What MeshCentral Does
- Connects to remote devices with desktop sharing, keyboard/mouse control, and clipboard sync
- Provides web-based terminal access to remote machines without SSH configuration
- Transfers files between the server and managed devices through the browser
- Groups devices into mesh networks with user permissions and access policies
- Supports Intel AMT for hardware-level remote power control and KVM
Architecture Overview
MeshCentral is a Node.js application that stores data in NeDB (file-based) or MongoDB. Managed devices run a small agent binary that maintains a WebSocket connection to the server. Remote desktop sessions use optimized RDP-like encoding transmitted over WebSocket, enabling browser-based access without VNC or RDP client software. The server can relay traffic for devices behind NATs or operate in peer-to-peer mode for LAN scenarios. Multi-factor authentication and HTTPS are built in.
Self-Hosting & Configuration
- Install with npm and run as a Node.js process, or use the official Docker image
- Deploy agents to managed devices through the web UI with one-click downloads
- Configure device groups to organize machines by location, team, or function
- Enable two-factor authentication and IP restrictions for admin access
- Switch from the embedded NeDB to MongoDB for deployments managing hundreds of devices
Key Features
- HTML5-based remote desktop that works in any modern browser
- Agent support for Windows, Linux, macOS, and FreeBSD
- Intel AMT integration for out-of-band hardware management
- Multi-user access control with fine-grained device permissions
- Session recording for auditing and compliance
Comparison with Similar Tools
- TeamViewer — commercial remote access; MeshCentral is free and self-hosted with no license limits
- RustDesk — open-source remote desktop focused on P2P connections; MeshCentral adds device management, grouping, and AMT support
- Apache Guacamole — clientless remote desktop gateway for existing RDP/VNC/SSH servers; MeshCentral includes its own agent for managed access
- Cockpit — web-based Linux server management; MeshCentral is cross-platform and focused on remote desktop and fleet management
- Tailscale — mesh VPN for network connectivity; MeshCentral provides the remote desktop and management layer on top of connectivity
FAQ
Q: Do I need to install an agent on every device?

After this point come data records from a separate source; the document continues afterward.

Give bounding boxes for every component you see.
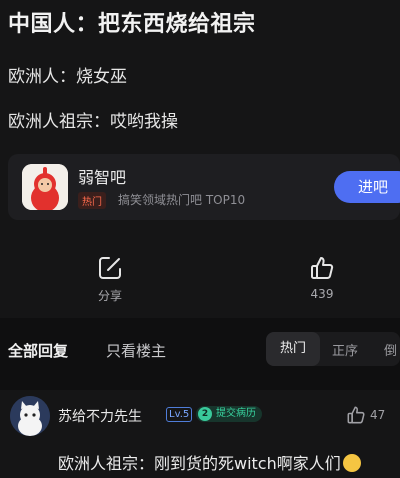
share-label: 分享 [97, 289, 122, 303]
share-icon [99, 257, 121, 279]
comment-username[interactable]: 苏给不力先生 [58, 406, 142, 426]
avatar[interactable] [10, 396, 50, 436]
teletubby-avatar-icon [22, 164, 68, 210]
comment-item: 苏给不力先生 Lv.5 2 提交病历 47 欧洲人祖宗：刚到货的死witch啊家… [0, 390, 400, 478]
enter-forum-button[interactable]: 进吧 [334, 171, 400, 203]
tab-all-replies[interactable]: 全部回复 [8, 340, 68, 361]
like-button[interactable]: 439 [292, 255, 352, 301]
comment-text: 欧洲人祖宗：刚到货的死witch啊家人们 [58, 450, 361, 474]
forum-name: 弱智吧 [78, 168, 127, 187]
share-button[interactable]: 分享 [80, 255, 140, 304]
thumbs-up-icon [311, 257, 334, 279]
emoji-icon [342, 454, 361, 472]
sort-toggle: 热门 正序 倒 [266, 332, 400, 366]
sort-hot[interactable]: 热门 [266, 332, 320, 366]
forum-description: 搞笑领域热门吧 TOP10 [118, 193, 246, 207]
like-count: 439 [310, 287, 334, 301]
reply-tabs: 全部回复 只看楼主 热门 正序 倒 [0, 324, 400, 378]
level-badge: Lv.5 [166, 407, 193, 422]
forum-avatar [22, 164, 68, 210]
comment-body: 欧洲人祖宗：刚到货的死witch啊家人们 [58, 454, 341, 473]
diamond-icon: 2 [198, 407, 212, 421]
comment-like-count: 47 [370, 408, 386, 422]
tab-op-only[interactable]: 只看楼主 [106, 340, 166, 361]
post-content: 中国人：把东西烧给祖宗 欧洲人：烧女巫 欧洲人祖宗：哎哟我操 弱智吧 热门 搞笑… [0, 0, 400, 318]
sort-descending[interactable]: 倒 [384, 340, 397, 359]
sort-ascending[interactable]: 正序 [332, 340, 358, 359]
post-line-2: 欧洲人祖宗：哎哟我操 [8, 112, 178, 132]
user-badge: 2 提交病历 [196, 406, 262, 422]
cat-avatar-icon [10, 396, 50, 436]
post-line-1: 欧洲人：烧女巫 [8, 67, 127, 87]
hot-badge: 热门 [78, 192, 106, 209]
thumbs-up-icon [347, 406, 365, 424]
post-title: 中国人：把东西烧给祖宗 [8, 12, 256, 37]
forum-card[interactable]: 弱智吧 热门 搞笑领域热门吧 TOP10 进吧 [8, 154, 400, 220]
user-badge-label: 提交病历 [216, 408, 256, 419]
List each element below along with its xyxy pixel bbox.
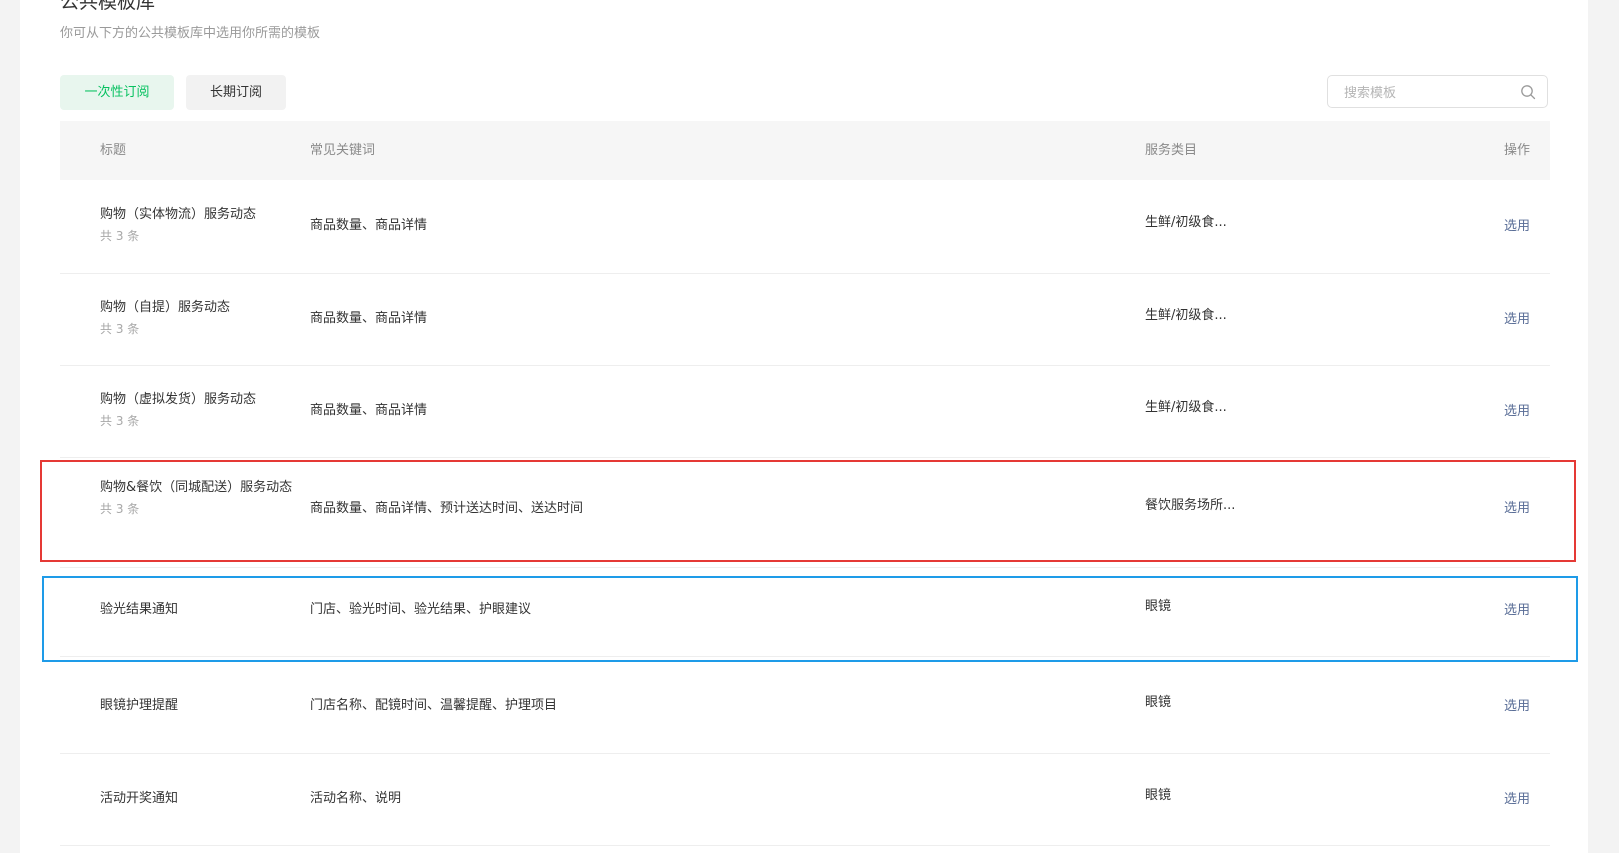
select-button[interactable]: 选用 <box>1504 790 1530 810</box>
row-category: 生鲜/初级食... <box>1145 308 1227 323</box>
row-keywords: 活动名称、说明 <box>310 791 402 806</box>
table-row: 购物（虚拟发货）服务动态 共 3 条 商品数量、商品详情 生鲜/初级食... 选… <box>60 365 1550 458</box>
row-keywords: 商品数量、商品详情 <box>310 403 428 418</box>
select-button[interactable]: 选用 <box>1504 499 1530 519</box>
search-input[interactable] <box>1342 83 1516 103</box>
tab-long-term-subscription[interactable]: 长期订阅 <box>186 75 286 110</box>
table-row: 购物（实体物流）服务动态 共 3 条 商品数量、商品详情 生鲜/初级食... 选… <box>60 180 1550 274</box>
row-count: 共 3 条 <box>100 229 140 243</box>
select-button[interactable]: 选用 <box>1504 310 1530 330</box>
table-row: 购物&餐饮（同城配送）服务动态 共 3 条 商品数量、商品详情、预计送达时间、送… <box>60 457 1550 568</box>
row-title: 购物&餐饮（同城配送）服务动态 <box>100 480 293 495</box>
select-button[interactable]: 选用 <box>1504 402 1530 422</box>
row-keywords: 商品数量、商品详情、预计送达时间、送达时间 <box>310 501 584 516</box>
select-button[interactable]: 选用 <box>1504 601 1530 621</box>
row-keywords: 门店、验光时间、验光结果、护眼建议 <box>310 602 532 617</box>
select-button[interactable]: 选用 <box>1504 697 1530 717</box>
column-header-category: 服务类目 <box>1145 143 1198 158</box>
column-header-keywords: 常见关键词 <box>310 143 376 158</box>
row-title: 购物（虚拟发货）服务动态 <box>100 392 257 407</box>
row-keywords: 商品数量、商品详情 <box>310 311 428 326</box>
row-category: 生鲜/初级食... <box>1145 215 1227 230</box>
row-category: 生鲜/初级食... <box>1145 400 1227 415</box>
column-header-action: 操作 <box>1504 143 1531 158</box>
table-row: 活动开奖通知 活动名称、说明 眼镜 选用 <box>60 753 1550 846</box>
row-category: 眼镜 <box>1145 788 1172 803</box>
search-icon[interactable] <box>1520 84 1536 100</box>
column-header-title: 标题 <box>100 143 127 158</box>
table-header: 标题 常见关键词 服务类目 操作 <box>60 121 1550 180</box>
row-keywords: 商品数量、商品详情 <box>310 218 428 233</box>
page-title: 公共模板库 <box>60 0 156 13</box>
search-box[interactable] <box>1327 75 1548 108</box>
table-row: 购物（自提）服务动态 共 3 条 商品数量、商品详情 生鲜/初级食... 选用 <box>60 273 1550 366</box>
row-keywords: 门店名称、配镜时间、温馨提醒、护理项目 <box>310 698 558 713</box>
tab-one-time-subscription[interactable]: 一次性订阅 <box>60 75 174 110</box>
row-category: 餐饮服务场所... <box>1145 498 1236 513</box>
row-category: 眼镜 <box>1145 695 1172 710</box>
row-count: 共 3 条 <box>100 414 140 428</box>
row-count: 共 3 条 <box>100 502 140 516</box>
table-row: 眼镜护理提醒 门店名称、配镜时间、温馨提醒、护理项目 眼镜 选用 <box>60 656 1550 754</box>
page-subtitle: 你可从下方的公共模板库中选用你所需的模板 <box>60 26 321 41</box>
table-row: 验光结果通知 门店、验光时间、验光结果、护眼建议 眼镜 选用 <box>60 567 1550 657</box>
row-title: 眼镜护理提醒 <box>100 698 179 713</box>
row-category: 眼镜 <box>1145 599 1172 614</box>
select-button[interactable]: 选用 <box>1504 217 1530 237</box>
row-title: 验光结果通知 <box>100 602 179 617</box>
row-title: 购物（自提）服务动态 <box>100 300 231 315</box>
row-title: 活动开奖通知 <box>100 791 179 806</box>
row-count: 共 3 条 <box>100 322 140 336</box>
row-title: 购物（实体物流）服务动态 <box>100 207 257 222</box>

A: Yes, for full remote desktop and management. MeshCentral also supports agentless connections to devices with Intel AMT or existing RDP/VNC services.
Q: Can MeshCentral work through firewalls and NATs? A: Yes. Agents maintain outbound WebSocket connections to the server, so no inbound ports are needed on managed devices.
Q: How many devices can a single server manage? A: A modest server can handle hundreds of connected agents. For larger deployments, use MongoDB and increase Node.js memory limits.
Q: Is traffic between the server and agents encrypted? A: Yes. All communication uses TLS-encrypted WebSocket connections. The agent verifies the server certificate to prevent man-in-the-middle attacks.